William Kwenkeu

Profile
- Position: Linebacker

Personal information
- Born: January 8, 1997 (age 29) Douala, Cameroon
- Listed height: 6 ft 1 in (1.85 m)
- Listed weight: 235 lb (107 kg)

Career information
- High school: St. Charles (MD)
- College: Temple (2016–2021)
- NFL draft: 2022: undrafted

Career history
- Minnesota Vikings (2022–2023); Baltimore Ravens (2024–2025)*;
- * Offseason or practice squad member only

Career NFL statistics
- Total tackles: 2
- Stats at Pro Football Reference

= William Kwenkeu =

Cameroonian-American football player (born 1997)

William Kwenkeu (born January 8, 1997) is a Cameroonian-American professional football linebacker. He played college football for the Temple Owls and was signed by the Minnesota Vikings of the National Football League (NFL) after going undrafted in the 2022 NFL draft.

==Early life==
Kwenkeu was born in Cameroon in 1997, the son of high-ranking army officer Francois Kwenkeu and Martine Etammane, who named him after Bill Clinton. Kwenkeu attended a Catholic boarding school in Douala until 2012, when Etammane, who had moved to the United States two years earlier and worked as a hair stylist and nursing assistant, earned enough money to bring her son over. While attending McDonough High School, Kwenkeu tried out for the football team as a sophomore, and excelled despite initially not knowing the game's rules. He transferred to St. Charles High School in 2014, where he played running back, linebacker, placekicker, punter, and returner. In 2016, Kwenkeu became the first athlete from St. Charles to play in the NCAA when he accepted a football scholarship from Temple University.

==College career==
Kwenkeu spent six seasons playing linebacker for the Temple Owls due to redshirting one year and the extra year of eligibility the NCAA accorded to student-athletes whose careers were interrupted by the COVID-19 pandemic. He recorded his first two sacks as a college player during the 2017 Gasparilla Bowl, which helped the Owls to a 28–3 victory. Kwenkeu became a regular starter in 2020, and had a breakout season in 2021. He scored his first college touchdown that year on a fumble return against the Akron Zips in a game where he also had two sacks and 2.5 tackles for loss, a performance that resulted in him winning an American Athletic Conference Defensive Player of the Week award. In his final year, Kwenkeu totaled 51 tackles, three sacks, and one fumble each forced and recovered. In his college career in total, he played in 47 games, during which he recorded 183 tackles and seven sacks.

==Professional career==

Pre-draft measurables
| Height | Weight | Arm length | Hand span | 40-yard dash | 10-yard split | 20-yard split | 20-yard shuttle | Three-cone drill | Vertical jump | Broad jump | Bench press |
| 6 ft 0+1⁄8 in (1.83 m) | 221 lb (100 kg) | 31+3⁄4 in (0.81 m) | 9+1⁄2 in (0.24 m) | 4.59 s | 1.49 s | 2.67 s | 4.32 s | 6.87 s | 33.5 in (0.85 m) | 9 ft 5 in (2.87 m) | 22 reps |
All values from Pro Day

===Minnesota Vikings===
The Minnesota Vikings signed Kwenkeu on May 16, 2022, after he participated in the team's rookie minicamp. He became the only African-born player on the Minnesota roster, among several other players with African heritage. Kwenkeu was waived by the Vikings at the end of August 2022 as they cut down their roster to 53 players, but was signed to Minnesota's practice squad soon after. He was elevated to the active roster for Minnesota's Thursday Night Football game against the New England Patriots, making him the ninth Cameroonian to play in the NFL. Kwenkeu was also placed on the active roster for the Week 13 game against the New York Jets, and was signed to the active roster on December 14. Kwenkeu played his first snap on defense (rather than special teams) during Minnesota's loss to the Green Bay Packers in Week 17.

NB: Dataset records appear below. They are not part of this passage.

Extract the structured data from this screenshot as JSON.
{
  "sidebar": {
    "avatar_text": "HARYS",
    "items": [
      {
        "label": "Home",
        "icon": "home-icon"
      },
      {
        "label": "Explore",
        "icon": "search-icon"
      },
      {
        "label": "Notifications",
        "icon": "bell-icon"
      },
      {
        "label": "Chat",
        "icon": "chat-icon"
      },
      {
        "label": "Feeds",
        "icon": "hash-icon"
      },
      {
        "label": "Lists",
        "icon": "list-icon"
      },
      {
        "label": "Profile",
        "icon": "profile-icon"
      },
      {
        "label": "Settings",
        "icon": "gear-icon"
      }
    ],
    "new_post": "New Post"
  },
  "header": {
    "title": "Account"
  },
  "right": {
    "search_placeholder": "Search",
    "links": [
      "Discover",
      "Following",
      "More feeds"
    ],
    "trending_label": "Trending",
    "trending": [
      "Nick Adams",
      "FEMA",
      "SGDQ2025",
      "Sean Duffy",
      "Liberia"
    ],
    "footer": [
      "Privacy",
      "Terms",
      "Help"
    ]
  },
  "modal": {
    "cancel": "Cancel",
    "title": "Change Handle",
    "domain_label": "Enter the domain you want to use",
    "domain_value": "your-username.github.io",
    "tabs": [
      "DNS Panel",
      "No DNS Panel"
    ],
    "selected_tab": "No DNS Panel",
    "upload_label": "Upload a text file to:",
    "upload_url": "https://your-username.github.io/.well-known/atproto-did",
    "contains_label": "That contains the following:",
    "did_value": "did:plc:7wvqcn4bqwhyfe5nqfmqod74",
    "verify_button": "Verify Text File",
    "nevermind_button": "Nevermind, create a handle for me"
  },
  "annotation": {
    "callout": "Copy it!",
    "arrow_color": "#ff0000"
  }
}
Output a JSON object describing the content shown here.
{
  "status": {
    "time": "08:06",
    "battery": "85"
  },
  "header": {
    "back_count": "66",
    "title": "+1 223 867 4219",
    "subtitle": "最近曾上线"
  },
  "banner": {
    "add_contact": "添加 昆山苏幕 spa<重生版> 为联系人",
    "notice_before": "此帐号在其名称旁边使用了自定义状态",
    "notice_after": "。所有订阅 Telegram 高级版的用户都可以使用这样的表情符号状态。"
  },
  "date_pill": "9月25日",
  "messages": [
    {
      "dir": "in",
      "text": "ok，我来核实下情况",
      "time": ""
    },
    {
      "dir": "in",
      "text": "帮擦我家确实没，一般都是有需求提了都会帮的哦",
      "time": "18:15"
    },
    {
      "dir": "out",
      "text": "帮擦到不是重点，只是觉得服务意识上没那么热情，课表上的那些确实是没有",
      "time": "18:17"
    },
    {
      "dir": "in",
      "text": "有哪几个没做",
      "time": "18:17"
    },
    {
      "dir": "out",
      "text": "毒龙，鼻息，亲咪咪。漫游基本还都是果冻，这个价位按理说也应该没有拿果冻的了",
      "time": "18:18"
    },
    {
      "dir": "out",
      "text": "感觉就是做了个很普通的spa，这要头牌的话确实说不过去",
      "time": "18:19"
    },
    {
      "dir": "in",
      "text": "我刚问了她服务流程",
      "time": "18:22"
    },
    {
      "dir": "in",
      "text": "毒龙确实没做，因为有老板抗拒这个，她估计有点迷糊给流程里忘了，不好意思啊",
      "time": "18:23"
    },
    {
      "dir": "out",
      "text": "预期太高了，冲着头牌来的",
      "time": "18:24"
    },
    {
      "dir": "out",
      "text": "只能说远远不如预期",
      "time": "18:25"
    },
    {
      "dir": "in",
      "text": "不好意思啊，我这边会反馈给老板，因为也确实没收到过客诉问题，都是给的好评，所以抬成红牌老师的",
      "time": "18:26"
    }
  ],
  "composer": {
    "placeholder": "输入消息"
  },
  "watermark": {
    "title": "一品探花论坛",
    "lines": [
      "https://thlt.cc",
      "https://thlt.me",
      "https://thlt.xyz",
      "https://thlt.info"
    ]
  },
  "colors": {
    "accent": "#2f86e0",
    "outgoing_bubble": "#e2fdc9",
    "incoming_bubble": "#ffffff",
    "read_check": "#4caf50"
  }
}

On August 13, 2023, he was waived with an injury designation. After clearing waivers, he reverted to the injured reserve list. He was released on March 12, 2024.

===Baltimore Ravens===
On October 1, 2024, the Baltimore Ravens signed Kwenkeu to the practice squad. He signed a reserve/future contract with the Ravens on January 21, 2025. Kwenkeu was waived on August 26, as part of final roster cuts. On December 2, he was re-signed to the practice squad.

==Personal life==
Kwenkeu spoke very little English when he first arrived in the United States at age 14 and has credited football with helping him learn the language. He became an American citizen in 2017.